On the live front, The Twilight Sad wanted to document their recent live recordings, capturing ‘the best we’ve been playing as a live band’. It’s available on a pay what you want basis. Similarly The Lemon Twigs, who have satisfied their fans’ long-standing wishes for a live album with a set of 12 songs from their North American ‘Go To School Tour’ of 2018. Here the deal is that the full proceeds of their digital album go straight to Coalition For The Homeless’ Covid-19 fund, supporting the homeless in New York City.
Bigger packages include that from Adrian Sherwood’s ever-evolving On-U Sound label, who recently released a compendium of the five albums made by African Head Charge; these are freely available to peruse and purchase.
You can also get some serious bargains, with artists on occasion following the Radiohead model of paying what you think is a reasonable fee for their wares. Earlier in April Sinkane uploaded Lost Tapes, a collection of songs which, in his words, “haven’t made it onto an album for one reason or another”. As you’ll hear from listening, that doesn’t mean the quality threshold has dropped in any way. You can pay if you want to.

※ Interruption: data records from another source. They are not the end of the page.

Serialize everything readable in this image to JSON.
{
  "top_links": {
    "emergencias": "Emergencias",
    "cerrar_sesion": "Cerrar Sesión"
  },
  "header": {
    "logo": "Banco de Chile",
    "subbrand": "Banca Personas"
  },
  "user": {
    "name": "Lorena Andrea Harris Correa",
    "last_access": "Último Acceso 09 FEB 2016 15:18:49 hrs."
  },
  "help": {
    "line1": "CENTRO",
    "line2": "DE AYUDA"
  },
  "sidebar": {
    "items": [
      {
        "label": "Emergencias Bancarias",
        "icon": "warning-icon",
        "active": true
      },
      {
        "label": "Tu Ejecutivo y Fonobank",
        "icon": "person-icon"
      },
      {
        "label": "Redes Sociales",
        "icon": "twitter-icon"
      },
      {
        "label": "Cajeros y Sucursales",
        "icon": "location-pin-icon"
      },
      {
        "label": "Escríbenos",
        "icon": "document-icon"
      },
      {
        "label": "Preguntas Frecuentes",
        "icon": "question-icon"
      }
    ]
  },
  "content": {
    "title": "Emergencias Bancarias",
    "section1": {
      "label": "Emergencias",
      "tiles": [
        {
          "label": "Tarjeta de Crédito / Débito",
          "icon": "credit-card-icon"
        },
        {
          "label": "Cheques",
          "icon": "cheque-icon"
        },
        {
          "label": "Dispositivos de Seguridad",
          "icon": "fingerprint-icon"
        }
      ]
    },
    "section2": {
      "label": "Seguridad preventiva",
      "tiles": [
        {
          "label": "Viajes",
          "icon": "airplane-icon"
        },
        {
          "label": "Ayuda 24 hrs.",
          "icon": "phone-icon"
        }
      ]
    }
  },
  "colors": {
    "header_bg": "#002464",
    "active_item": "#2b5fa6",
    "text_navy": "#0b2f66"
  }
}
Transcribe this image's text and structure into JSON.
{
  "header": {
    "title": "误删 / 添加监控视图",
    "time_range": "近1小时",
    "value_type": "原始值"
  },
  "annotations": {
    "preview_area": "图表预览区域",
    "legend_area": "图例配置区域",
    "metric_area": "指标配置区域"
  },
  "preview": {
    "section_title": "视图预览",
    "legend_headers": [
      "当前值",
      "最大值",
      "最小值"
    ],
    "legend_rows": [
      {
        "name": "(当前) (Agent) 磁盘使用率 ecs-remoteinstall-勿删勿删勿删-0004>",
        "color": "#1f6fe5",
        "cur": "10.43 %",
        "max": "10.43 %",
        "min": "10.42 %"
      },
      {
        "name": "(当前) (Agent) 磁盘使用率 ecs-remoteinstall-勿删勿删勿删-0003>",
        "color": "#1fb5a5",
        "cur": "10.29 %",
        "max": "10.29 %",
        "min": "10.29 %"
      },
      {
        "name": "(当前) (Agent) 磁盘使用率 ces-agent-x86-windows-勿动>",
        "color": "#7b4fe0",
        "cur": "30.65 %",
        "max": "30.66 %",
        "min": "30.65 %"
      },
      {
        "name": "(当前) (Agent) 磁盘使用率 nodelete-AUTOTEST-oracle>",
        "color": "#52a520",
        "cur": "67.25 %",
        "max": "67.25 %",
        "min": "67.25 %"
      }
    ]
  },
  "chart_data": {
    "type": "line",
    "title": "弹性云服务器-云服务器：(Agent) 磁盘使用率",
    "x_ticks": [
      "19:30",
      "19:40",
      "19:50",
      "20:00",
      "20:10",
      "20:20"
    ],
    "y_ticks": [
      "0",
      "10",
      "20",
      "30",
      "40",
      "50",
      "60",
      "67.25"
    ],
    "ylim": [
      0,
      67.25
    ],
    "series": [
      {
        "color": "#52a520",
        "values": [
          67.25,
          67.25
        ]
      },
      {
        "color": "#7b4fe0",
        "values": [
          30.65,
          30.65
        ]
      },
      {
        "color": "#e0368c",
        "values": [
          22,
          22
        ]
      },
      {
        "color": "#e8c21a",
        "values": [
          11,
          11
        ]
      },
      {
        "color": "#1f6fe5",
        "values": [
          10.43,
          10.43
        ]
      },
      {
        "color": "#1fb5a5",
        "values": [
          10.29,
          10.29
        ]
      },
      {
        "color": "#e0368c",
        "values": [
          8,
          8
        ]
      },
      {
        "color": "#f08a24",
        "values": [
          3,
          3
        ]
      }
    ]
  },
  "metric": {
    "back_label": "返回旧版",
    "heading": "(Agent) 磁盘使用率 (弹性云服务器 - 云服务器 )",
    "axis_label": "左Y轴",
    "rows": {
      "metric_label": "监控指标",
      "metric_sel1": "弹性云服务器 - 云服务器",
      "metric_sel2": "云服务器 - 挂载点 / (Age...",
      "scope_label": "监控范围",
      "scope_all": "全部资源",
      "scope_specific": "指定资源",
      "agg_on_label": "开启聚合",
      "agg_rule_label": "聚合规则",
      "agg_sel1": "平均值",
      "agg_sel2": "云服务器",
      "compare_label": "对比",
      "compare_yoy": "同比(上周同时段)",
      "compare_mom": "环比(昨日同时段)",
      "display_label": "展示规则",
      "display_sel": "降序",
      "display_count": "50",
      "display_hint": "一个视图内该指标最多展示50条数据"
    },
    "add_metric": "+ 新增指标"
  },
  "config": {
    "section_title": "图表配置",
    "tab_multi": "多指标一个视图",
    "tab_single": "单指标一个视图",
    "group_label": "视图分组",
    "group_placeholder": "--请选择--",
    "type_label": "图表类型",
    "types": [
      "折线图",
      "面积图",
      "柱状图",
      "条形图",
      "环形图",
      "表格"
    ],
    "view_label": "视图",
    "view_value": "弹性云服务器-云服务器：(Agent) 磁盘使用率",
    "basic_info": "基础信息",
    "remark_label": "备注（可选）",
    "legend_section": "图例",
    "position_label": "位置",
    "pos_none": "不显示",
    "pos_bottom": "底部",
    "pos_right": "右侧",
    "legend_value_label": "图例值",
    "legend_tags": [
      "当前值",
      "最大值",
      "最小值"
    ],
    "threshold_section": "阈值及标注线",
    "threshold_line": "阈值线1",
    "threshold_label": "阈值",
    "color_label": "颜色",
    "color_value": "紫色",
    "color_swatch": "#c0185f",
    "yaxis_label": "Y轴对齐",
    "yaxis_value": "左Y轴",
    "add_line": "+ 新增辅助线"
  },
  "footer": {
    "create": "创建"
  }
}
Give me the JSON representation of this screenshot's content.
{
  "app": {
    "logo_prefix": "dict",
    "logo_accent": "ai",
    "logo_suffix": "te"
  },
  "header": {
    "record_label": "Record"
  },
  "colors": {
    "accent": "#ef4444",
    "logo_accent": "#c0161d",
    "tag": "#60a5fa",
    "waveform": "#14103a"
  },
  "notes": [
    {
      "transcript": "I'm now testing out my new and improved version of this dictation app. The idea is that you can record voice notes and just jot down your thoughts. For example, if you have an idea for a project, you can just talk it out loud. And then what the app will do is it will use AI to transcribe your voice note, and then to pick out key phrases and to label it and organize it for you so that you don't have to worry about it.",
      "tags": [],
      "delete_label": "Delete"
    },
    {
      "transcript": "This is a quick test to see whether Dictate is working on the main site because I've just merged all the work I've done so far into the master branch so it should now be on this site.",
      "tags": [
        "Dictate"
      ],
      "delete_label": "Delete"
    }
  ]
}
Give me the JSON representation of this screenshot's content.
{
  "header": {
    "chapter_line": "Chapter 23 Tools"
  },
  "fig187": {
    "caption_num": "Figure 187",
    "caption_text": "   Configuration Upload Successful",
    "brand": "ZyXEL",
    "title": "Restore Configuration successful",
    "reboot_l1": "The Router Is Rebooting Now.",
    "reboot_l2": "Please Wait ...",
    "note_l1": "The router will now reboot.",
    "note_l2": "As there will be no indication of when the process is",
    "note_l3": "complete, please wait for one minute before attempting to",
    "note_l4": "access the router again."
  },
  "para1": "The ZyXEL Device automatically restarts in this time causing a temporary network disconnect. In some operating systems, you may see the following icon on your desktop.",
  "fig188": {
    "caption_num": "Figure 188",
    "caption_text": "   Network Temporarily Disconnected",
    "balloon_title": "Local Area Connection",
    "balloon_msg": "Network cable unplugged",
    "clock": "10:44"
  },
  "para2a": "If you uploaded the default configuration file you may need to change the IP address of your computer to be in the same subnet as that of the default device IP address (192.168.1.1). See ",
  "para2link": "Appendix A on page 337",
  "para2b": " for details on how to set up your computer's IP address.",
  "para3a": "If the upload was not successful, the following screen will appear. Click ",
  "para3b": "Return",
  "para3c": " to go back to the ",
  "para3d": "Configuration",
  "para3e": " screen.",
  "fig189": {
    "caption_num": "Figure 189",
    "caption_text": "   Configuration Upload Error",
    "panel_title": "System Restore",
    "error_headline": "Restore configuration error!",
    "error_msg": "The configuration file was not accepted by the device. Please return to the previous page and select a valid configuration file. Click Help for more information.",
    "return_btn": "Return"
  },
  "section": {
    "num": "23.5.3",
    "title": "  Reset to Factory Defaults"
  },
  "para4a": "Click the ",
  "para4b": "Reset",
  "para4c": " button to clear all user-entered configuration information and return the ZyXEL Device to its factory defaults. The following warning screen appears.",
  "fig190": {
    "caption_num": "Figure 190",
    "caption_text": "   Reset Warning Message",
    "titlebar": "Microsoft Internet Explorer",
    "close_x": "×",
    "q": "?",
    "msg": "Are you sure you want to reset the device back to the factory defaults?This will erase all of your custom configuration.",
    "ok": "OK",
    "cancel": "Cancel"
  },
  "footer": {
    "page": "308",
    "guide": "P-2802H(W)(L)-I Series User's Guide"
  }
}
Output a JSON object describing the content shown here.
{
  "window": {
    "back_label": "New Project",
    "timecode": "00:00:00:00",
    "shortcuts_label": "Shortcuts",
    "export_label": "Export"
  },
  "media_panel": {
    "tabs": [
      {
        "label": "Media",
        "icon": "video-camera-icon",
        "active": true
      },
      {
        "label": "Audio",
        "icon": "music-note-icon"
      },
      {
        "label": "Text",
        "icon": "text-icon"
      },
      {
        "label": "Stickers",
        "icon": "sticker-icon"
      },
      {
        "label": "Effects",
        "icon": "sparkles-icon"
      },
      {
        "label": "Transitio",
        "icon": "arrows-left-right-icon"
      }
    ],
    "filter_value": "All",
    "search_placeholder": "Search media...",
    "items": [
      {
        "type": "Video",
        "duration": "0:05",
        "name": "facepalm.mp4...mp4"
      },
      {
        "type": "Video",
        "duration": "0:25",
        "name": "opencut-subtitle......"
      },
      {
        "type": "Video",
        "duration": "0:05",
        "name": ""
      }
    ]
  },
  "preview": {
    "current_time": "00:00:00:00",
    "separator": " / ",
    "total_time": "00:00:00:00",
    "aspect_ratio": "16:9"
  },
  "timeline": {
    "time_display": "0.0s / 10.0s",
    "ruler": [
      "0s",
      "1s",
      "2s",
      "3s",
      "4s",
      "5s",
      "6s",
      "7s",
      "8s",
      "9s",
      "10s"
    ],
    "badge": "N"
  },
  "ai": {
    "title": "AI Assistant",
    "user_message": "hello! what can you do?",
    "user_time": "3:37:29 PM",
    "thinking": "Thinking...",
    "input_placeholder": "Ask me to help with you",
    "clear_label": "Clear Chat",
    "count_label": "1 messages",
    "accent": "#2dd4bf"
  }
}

Ambient music performs well on Bandcamp, and at the moment would seem a sound investment to ease the stress created by distancing and isolation. Recommended albums in this area include Oceur’s Everything – a wonderfully soothing record from the Frenchman – and the tense but also ambient Red Sun Through Smoke from Vancouver musician Ian William Craig, a reaction to the forest fires raging through the British Columbia province last year released on 130701.
Even this trawl through the riches of musical treasure on Bandcamp is just the tip of the iceberg. This Friday, find some time to track down your favourite artists and make sure you’ve got all the music you need from them. When you’ve done that explore some new sound courtesy of a guided tour – or find more music by searching labels that you love. If you have the money to spare in these difficult times, you can spend it in the knowledge that all of it will go to the creators and owners, or to charity.
Hats are doffed, then, to Bandcamp for this initiative, which will hopefully continue to support musicians way beyond the Coronavirus pandemic. Spotify and YouTube – time for you to dig into your considerably fuller pockets and see what can be arranged. Now is the right time.